Alors que les textes concernés commençaient lentement à affluer, j’ai réalisé à quel point la perception du monde extérieur (appelé le « monde par défaut » par Burners) différait de mon expérience. La musique continuait de palpiter dans les tentacules du camp voisin sur le thème des poulpes, les rires et les discussions bruyantes résonnaient dans tout le paysage, le mariage d’un ami qui était prévu la nuit de la tempête a été déplacé de la plage profonde vers leur camping boueux, et parce que les vélos étaient inutiles dans la tourbière, des brûleurs déterminés parcouraient le goop pour voir des installations artistiques, retrouver leurs proches et aider ceux qui étaient en difficulté. Sans surprise, la frivolité glacée à la boue ne manquait pas alors que les brûleurs les plus insouciants (ou en état d’ébriété) roulaient, jouaient et luttaient sur la playa détrempée, à la Woodstock.
Au moment où Black Rock City s’était plus ou moins séché lundi et que les voitures d’art se préparaient à consacrer collectivement « l’homme » éponyme avant son incendie de deux jours en retard, c’était comme si la tempête n’était qu’un mauvais rêve, déjà oublié. Même ceux qui ont connu des tribulations bien pires que les miennes ont applaudi et ri avec des bouteilles de champagne à la main, vêtus de leurs atours les plus scandaleux, bien que croustillants, de Burning Man.
Lorsque l’homme a finalement explosé en un champignon de flammes, suivi d’un feu d’artifice qui faisait ressembler l’exposition de Disneyland à une bougie romaine en comparaison, j’ai ressenti la profonde force et la résilience de la communauté des brûleurs. Face à la calamité, nous nous sommes regroupés, avons dansé dans la boue et fait la fête jusqu’à l’aube. Nous nous sommes aidés, réconfortés, nourris, logés, habillés, hydratés et intoxiqués les uns les autres – et nous avons non seulement survécu, mais nous avons prévalu.

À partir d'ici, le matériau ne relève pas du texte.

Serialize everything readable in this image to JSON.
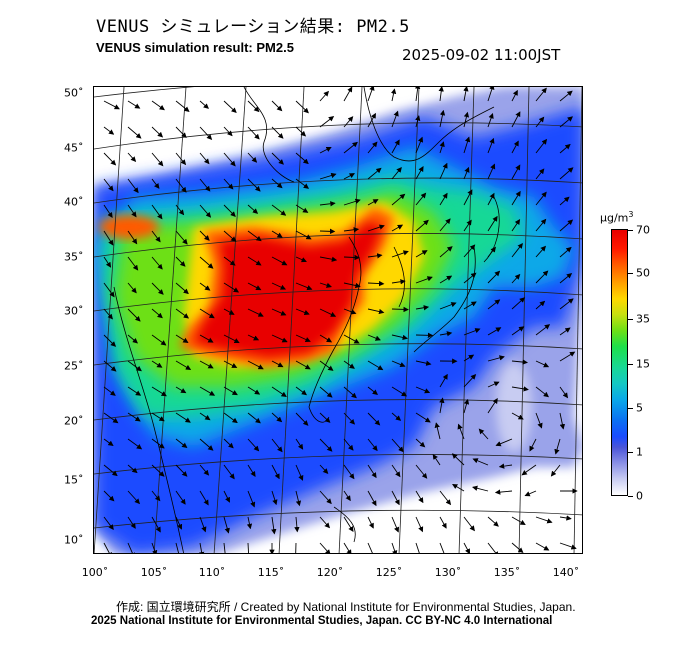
{
  "header": {
    "title_ja": "VENUS シミュレーション結果: PM2.5",
    "title_en": "VENUS simulation result: PM2.5",
    "timestamp": "2025-09-02 11:00JST"
  },
  "map": {
    "x_ticks": [
      "100˚",
      "105˚",
      "110˚",
      "115˚",
      "120˚",
      "125˚",
      "130˚",
      "135˚",
      "140˚"
    ],
    "y_ticks": [
      "50˚",
      "45˚",
      "40˚",
      "35˚",
      "30˚",
      "25˚",
      "20˚",
      "15˚",
      "10˚"
    ],
    "layers": [
      "pm25-concentration-field",
      "wind-vector-arrows",
      "coastlines",
      "lat-lon-graticule"
    ]
  },
  "colorbar": {
    "unit_base": "µg/m",
    "unit_exp": "3",
    "ticks": [
      "70",
      "50",
      "35",
      "15",
      "5",
      "1",
      "0"
    ],
    "colors": [
      "#ffffff",
      "#8a90e6",
      "#1a4bff",
      "#0aa8e8",
      "#18d896",
      "#6de016",
      "#ffd800",
      "#ff5a00",
      "#e80000"
    ]
  },
  "footer": {
    "credit": "作成: 国立環境研究所 / Created by National Institute for Environmental Studies, Japan.",
    "copyright": "2025 National Institute for Environmental Studies, Japan. CC BY-NC 4.0 International"
  }
}
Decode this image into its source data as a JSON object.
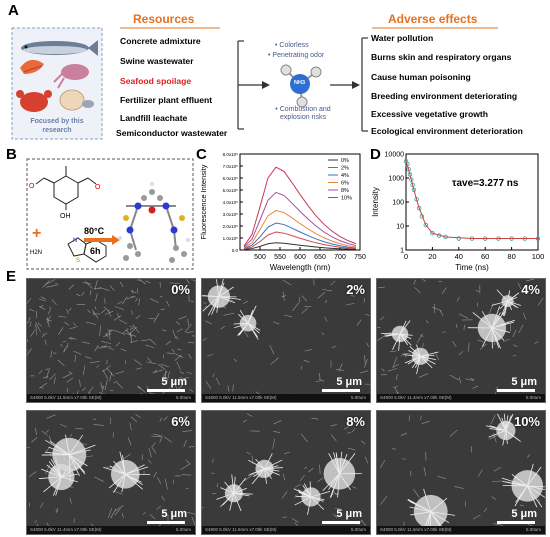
{
  "panel_a": {
    "letter": "A",
    "resources_heading": "Resources",
    "adverse_heading": "Adverse effects",
    "research_label": "Focused by this research",
    "resources": [
      "Concrete admixture",
      "Swine wastewater",
      "Seafood spoilage",
      "Fertilizer plant effluent",
      "Landfill leachate",
      "Semiconductor wastewater"
    ],
    "highlight_color": "#e0201e",
    "heading_color": "#e8701e",
    "properties_top": [
      "Colorless",
      "Penetrating odor"
    ],
    "properties_bottom": [
      "Combustion and explosion risks"
    ],
    "molecule_label": "NH3",
    "adverse_effects": [
      "Water pollution",
      "Burns skin and respiratory organs",
      "Cause human poisoning",
      "Breeding environment  deteriorating",
      "Excessive vegetative growth",
      "Ecological environment deterioration"
    ]
  },
  "panel_b": {
    "letter": "B",
    "condition_temp": "80°C",
    "condition_time": "6h",
    "reactant_label": "H2N",
    "hydroxyl": "OH",
    "plus": "+"
  },
  "panel_c": {
    "letter": "C",
    "chart_data": {
      "type": "line",
      "title": "",
      "xlabel": "Wavelength (nm)",
      "ylabel": "Fluorescence Intensity",
      "xlim": [
        450,
        750
      ],
      "ylim": [
        0,
        800000
      ],
      "x_ticks": [
        "500",
        "550",
        "600",
        "650",
        "700",
        "750"
      ],
      "y_ticks": [
        "0.0",
        "1.0x10⁵",
        "2.0x10⁵",
        "3.0x10⁵",
        "4.0x10⁵",
        "5.0x10⁵",
        "6.0x10⁵",
        "7.0x10⁵",
        "8.0x10⁵"
      ],
      "x": [
        460,
        480,
        500,
        520,
        540,
        560,
        580,
        600,
        620,
        640,
        660,
        680,
        700,
        720,
        740
      ],
      "series": [
        {
          "name": "0%",
          "color": "#333333",
          "values": [
            5000,
            12000,
            30000,
            52000,
            60000,
            56000,
            48000,
            40000,
            32000,
            25000,
            19000,
            14000,
            10000,
            7000,
            5000
          ]
        },
        {
          "name": "2%",
          "color": "#d24b4b",
          "values": [
            8000,
            25000,
            70000,
            125000,
            150000,
            140000,
            120000,
            98000,
            78000,
            60000,
            45000,
            33000,
            23000,
            16000,
            11000
          ]
        },
        {
          "name": "4%",
          "color": "#3f6fc4",
          "values": [
            12000,
            40000,
            110000,
            190000,
            225000,
            212000,
            182000,
            150000,
            120000,
            92000,
            69000,
            50000,
            35000,
            24000,
            16000
          ]
        },
        {
          "name": "6%",
          "color": "#e8893a",
          "values": [
            17000,
            60000,
            170000,
            285000,
            330000,
            312000,
            268000,
            220000,
            176000,
            136000,
            102000,
            74000,
            52000,
            36000,
            24000
          ]
        },
        {
          "name": "8%",
          "color": "#a54fa5",
          "values": [
            24000,
            90000,
            250000,
            415000,
            480000,
            455000,
            390000,
            322000,
            258000,
            200000,
            150000,
            110000,
            78000,
            54000,
            36000
          ]
        },
        {
          "name": "10%",
          "color": "#c8395a",
          "values": [
            33000,
            130000,
            360000,
            600000,
            690000,
            655000,
            562000,
            463000,
            370000,
            285000,
            214000,
            157000,
            112000,
            78000,
            52000
          ]
        }
      ],
      "legend_position": "top-right",
      "grid": false
    }
  },
  "panel_d": {
    "letter": "D",
    "chart_data": {
      "type": "scatter",
      "title": "",
      "xlabel": "Time (ns)",
      "ylabel": "Intensity",
      "xlim": [
        0,
        100
      ],
      "ylim_log": [
        1,
        10000
      ],
      "x_ticks": [
        "0",
        "20",
        "40",
        "60",
        "80",
        "100"
      ],
      "y_ticks": [
        "1",
        "10",
        "100",
        "1000",
        "10000"
      ],
      "annotation": "τave=3.277 ns",
      "lifetime_ns": 3.277,
      "series": [
        {
          "name": "decay",
          "color": "#2aa39a",
          "x": [
            0,
            1,
            2,
            3,
            4,
            5,
            6,
            8,
            10,
            12,
            15,
            20,
            25,
            30,
            40,
            50,
            60,
            70,
            80,
            90,
            100
          ],
          "values": [
            5000,
            3800,
            2300,
            1400,
            850,
            520,
            320,
            130,
            55,
            25,
            11,
            5,
            4,
            3.5,
            3,
            3,
            3,
            3,
            3,
            3,
            3
          ]
        },
        {
          "name": "fit",
          "color": "#d04040",
          "x": [
            0,
            2,
            4,
            6,
            8,
            10,
            15,
            20,
            30,
            50,
            100
          ],
          "values": [
            5000,
            2300,
            850,
            320,
            130,
            55,
            11,
            5,
            3.5,
            3,
            3
          ]
        }
      ],
      "grid": false
    }
  },
  "panel_e": {
    "letter": "E",
    "images": [
      {
        "pct": "0%",
        "scale": "5 μm",
        "footer": "S4800 5.0kV 11.5mm x7.00k SE(M)",
        "footer_right": "5.00um",
        "density": 0.9,
        "clusters": 0
      },
      {
        "pct": "2%",
        "scale": "5 μm",
        "footer": "S4800 5.0kV 11.6mm x7.00k SE(M)",
        "footer_right": "5.00um",
        "density": 0.25,
        "clusters": 2
      },
      {
        "pct": "4%",
        "scale": "5 μm",
        "footer": "S4800 5.0kV 11.4mm x7.00k SE(M)",
        "footer_right": "5.00um",
        "density": 0.3,
        "clusters": 4
      },
      {
        "pct": "6%",
        "scale": "5 μm",
        "footer": "S4800 5.0kV 11.4mm x7.00k SE(M)",
        "footer_right": "5.00um",
        "density": 0.35,
        "clusters": 3
      },
      {
        "pct": "8%",
        "scale": "5 μm",
        "footer": "S4800 5.0kV 11.6mm x7.00k SE(M)",
        "footer_right": "5.00um",
        "density": 0.2,
        "clusters": 4
      },
      {
        "pct": "10%",
        "scale": "5 μm",
        "footer": "S4800 5.0kV 11.6mm x7.00k SE(M)",
        "footer_right": "5.00um",
        "density": 0.15,
        "clusters": 3
      }
    ]
  }
}
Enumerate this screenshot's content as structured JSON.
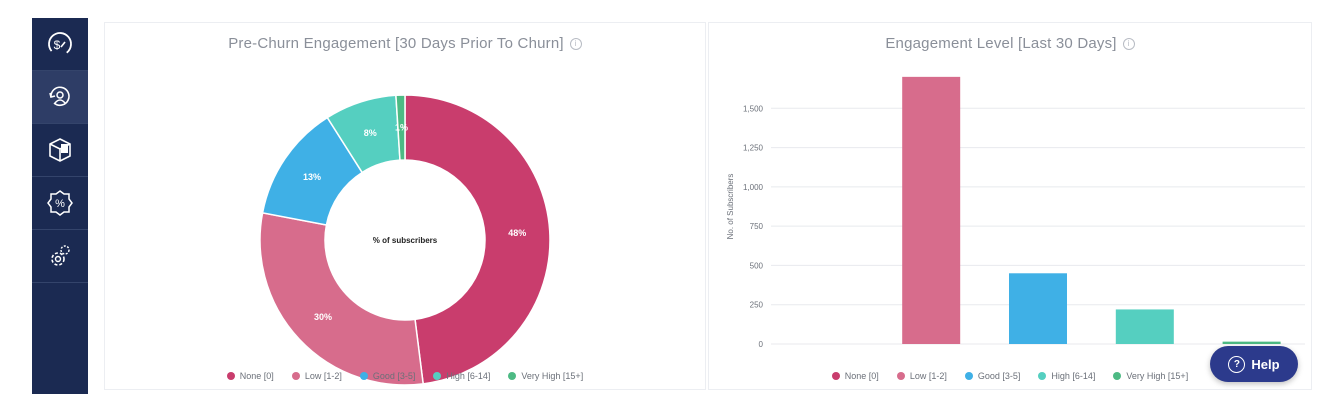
{
  "sidebar": {
    "items": [
      {
        "name": "revenue-gauge-icon"
      },
      {
        "name": "user-refresh-icon"
      },
      {
        "name": "cube-icon"
      },
      {
        "name": "percent-badge-icon"
      },
      {
        "name": "gear-settings-icon"
      }
    ]
  },
  "colors": {
    "none": "#c93d6d",
    "low": "#d76c8c",
    "good": "#3fb0e6",
    "high": "#55cfc0",
    "very_high": "#4dba84"
  },
  "help": {
    "label": "Help"
  },
  "chart_data": [
    {
      "type": "pie",
      "title": "Pre-Churn Engagement [30 Days Prior To Churn]",
      "center_label": "% of subscribers",
      "categories": [
        "None [0]",
        "Low [1-2]",
        "Good [3-5]",
        "High [6-14]",
        "Very High [15+]"
      ],
      "values": [
        48,
        30,
        13,
        8,
        1
      ],
      "labels": [
        "48%",
        "30%",
        "13%",
        "8%",
        "1%"
      ],
      "legend": "bottom"
    },
    {
      "type": "bar",
      "title": "Engagement Level [Last 30 Days]",
      "categories": [
        "None [0]",
        "Low [1-2]",
        "Good [3-5]",
        "High [6-14]",
        "Very High [15+]"
      ],
      "values": [
        0,
        1700,
        450,
        220,
        15
      ],
      "ylabel": "No. of Subscribers",
      "yticks": [
        0,
        250,
        500,
        750,
        1000,
        1250,
        1500
      ],
      "ytick_labels": [
        "0",
        "250",
        "500",
        "750",
        "1,000",
        "1,250",
        "1,500"
      ],
      "ylim": [
        0,
        1750
      ],
      "grid": true,
      "legend": "bottom"
    }
  ]
}
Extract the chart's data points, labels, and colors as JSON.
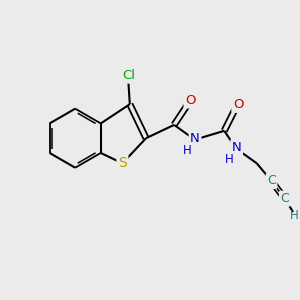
{
  "bg_color": "#ebebeb",
  "colors": {
    "bond": "#000000",
    "N": "#0000cc",
    "O": "#cc0000",
    "S": "#b8a000",
    "Cl": "#00aa00",
    "alkyne": "#2a7a7a"
  },
  "figsize": [
    3.0,
    3.0
  ],
  "dpi": 100,
  "xlim": [
    0,
    10
  ],
  "ylim": [
    0,
    10
  ]
}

C’est à ce moment-là que je me suis rappelé pourquoi j’étais venu. Je suis arrivé à notre grand camp appelé Frothin’ Village, ne connaissant qu’une poignée de personnes et je suis parti en larmes alors que je regardais ma nouvelle famille disparaître dans le rétroviseur.

Une photo de groupe de notre camp à Burning Man.
(Miles Najera)
Comme tous les brûleurs ne sont pas égaux, beaucoup de ceux qui se sont engagés à frapper leurs camps sont repartis silencieusement pendant la nuit, laissant parfois derrière eux des tas de déchets, des tapis fossilisés, du matériel de camping, des excréments humains, des véhicules embourbés et des personnes abandonnées. En nettoyant le camp, mon partenaire a même trouvé une carafe en cristal profanée remplie d’urine. Il y en avait cependant d’autres qui restaient pour donner un coup de main, malgré l’état atroce de la playa.
Il s’agit malheureusement d’un symptôme inévitable de la dualité innée de l’humanité, car là où il y a des gens, il y a des problèmes – mais il y a aussi des solutions. Si quelqu’un peut s’unir, relever le défi d’une catastrophe naturelle et s’amuser en le faisant, ce sont bien les brûleurs. Pour ceux qui pensent que Burning Man s’est écarté de sa philosophie, je suis là pour vous assurer qu’il y a encore beaucoup de gens qui sont résolument déterminés à redresser sa trajectoire.